By DANAE KING The Columbus Dispatch
COLUMBUS, Ohio (AP) — With her feet planted in two worlds — that of a local immigrant community and of the journalism realm she has recently joined — Saideepika Rayala was able to see a problem in the way immigrants get their news.
And she was uniquely positioned to solve the problem.
The 17-year-old wanted immigrant communities in central Ohio to be able to get local news that they could understand, in their native languages, so she created an email newsletter called The Columbus Civic.
Each month, Rayala, a senior at Olentangy Liberty High School near Powell, gathers news that she thinks would be of interest or relevant to immigrants living in central Ohio, and she works with a team of translators and editors to tell the stories in three languages: Telugu, Tamil and French.
“I hope because of this newsletter, immigrant and refugee people can say they feel more connected to a city,” she said. “I hope they feel they have more of a voice and they’re included.”
Rayala first noticed that her parents, who emigrated from India and speak Telugu, a south Indian language, were getting their news only from Indian news sources.
“I thought it might be because of the cultural and language barrier,” she said. “I really wanted to break down that barrier.”
She also teaches citizenship classes as a volunteer at US Together, a local refugee-resettlement agency, and noticed that some of the immigrants and refugees she worked with lacked access to news of any kind.
“My freshman year of journalism (class), I remember talking about the importance of local news to democracy,” said Rayala, who is also the editor of her high school’s student publication. “There were these gaps where pockets of the community weren’t engaged in civic issues here.
“I thought those kind of gaps were harming how our community works.”
Access to local news is important for immigrants and refugees because it can help people understand how they can get involved and how what’s going on in the community might affect their families, communities and them, said Nadia Kasvin, co-founder and director of US Together.
“It allows people to break through some of their initial cocoon they might build around themselves and … become part of the bigger community,” Kasvin said.
In May 2018, Rayala found people she knew in the community who could translate what she wrote into Telugu.

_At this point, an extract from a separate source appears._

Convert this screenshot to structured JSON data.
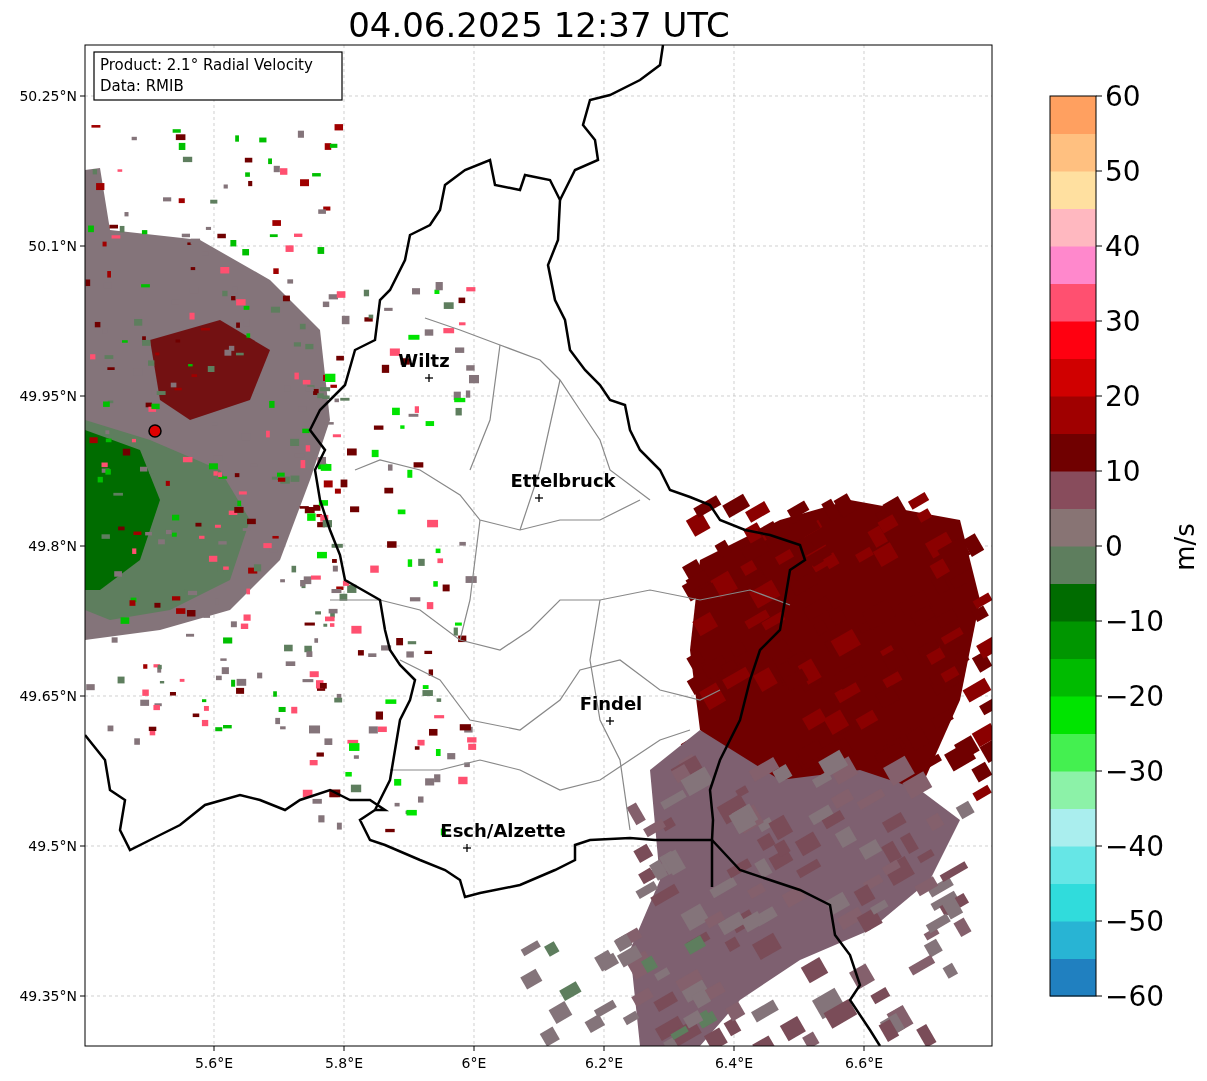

Her first issue came out in August 2018; it was a special edition about the November 2018 midterm elections, Rayala said.

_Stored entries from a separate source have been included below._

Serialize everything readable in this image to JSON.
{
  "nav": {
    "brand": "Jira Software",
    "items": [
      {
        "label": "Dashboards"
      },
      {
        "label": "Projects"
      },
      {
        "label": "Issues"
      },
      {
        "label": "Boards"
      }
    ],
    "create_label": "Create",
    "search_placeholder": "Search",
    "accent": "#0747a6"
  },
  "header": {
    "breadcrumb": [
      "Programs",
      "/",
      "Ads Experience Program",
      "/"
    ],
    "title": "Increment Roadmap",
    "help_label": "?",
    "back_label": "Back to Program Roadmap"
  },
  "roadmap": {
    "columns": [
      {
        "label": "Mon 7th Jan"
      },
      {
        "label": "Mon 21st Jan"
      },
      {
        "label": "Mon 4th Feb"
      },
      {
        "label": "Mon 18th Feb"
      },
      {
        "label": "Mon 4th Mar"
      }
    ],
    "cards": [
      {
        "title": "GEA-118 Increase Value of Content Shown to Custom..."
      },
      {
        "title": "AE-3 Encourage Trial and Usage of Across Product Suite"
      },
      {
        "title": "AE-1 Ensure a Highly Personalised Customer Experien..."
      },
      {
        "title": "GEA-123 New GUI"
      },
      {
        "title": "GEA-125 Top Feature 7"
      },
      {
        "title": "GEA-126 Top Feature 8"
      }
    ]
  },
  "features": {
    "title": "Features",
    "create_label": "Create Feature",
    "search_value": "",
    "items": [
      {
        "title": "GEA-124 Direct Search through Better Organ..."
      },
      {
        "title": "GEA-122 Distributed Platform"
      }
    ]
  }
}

Satish Batchu, 39, of Dublin, reads and appreciates the newsletter, which he heard about from friends. Originally from India, Batchu speaks English and Hindi but appreciates getting news in his native language, Telugu, he said.
“This is helping us to be in touch and in the know,” Batchu said.
He added that he appreciates how Rayala goes into detail in her stories and includes national news, such as the impeachment inquiry into President Donald Trump and what that means, and the history of impeachment in the country.
“She’s made it simpler for people who do speak my mother tongue,” Batchu said.
Since launching the newsletter, Rayala has added versions in Tamil, another Indian language, and French. She’s also doing a radio show at 4:30 p.m. each Friday on WCRM (102.1 FM) as part of The Columbus Civic and is working to expand into video.
The teenager supervises about a dozen volunteer editors and translators while gathering the news herself. She also often adds context for her audience because newcomers to this country might not understand some things about how life works here.
She hopes that someone else at her high school might continue the publication after she graduates in May, and she thinks it might be cool to start another version in the city where she ends up attending college.
The newsletter has about 300 subscribers, and Rayala is working to expand it to other languages, including Spanish, Somali and Nepali.
“Before, journalism and my immigrant community, they would seem like two different worlds,” Rayala said. “They’ve come together.”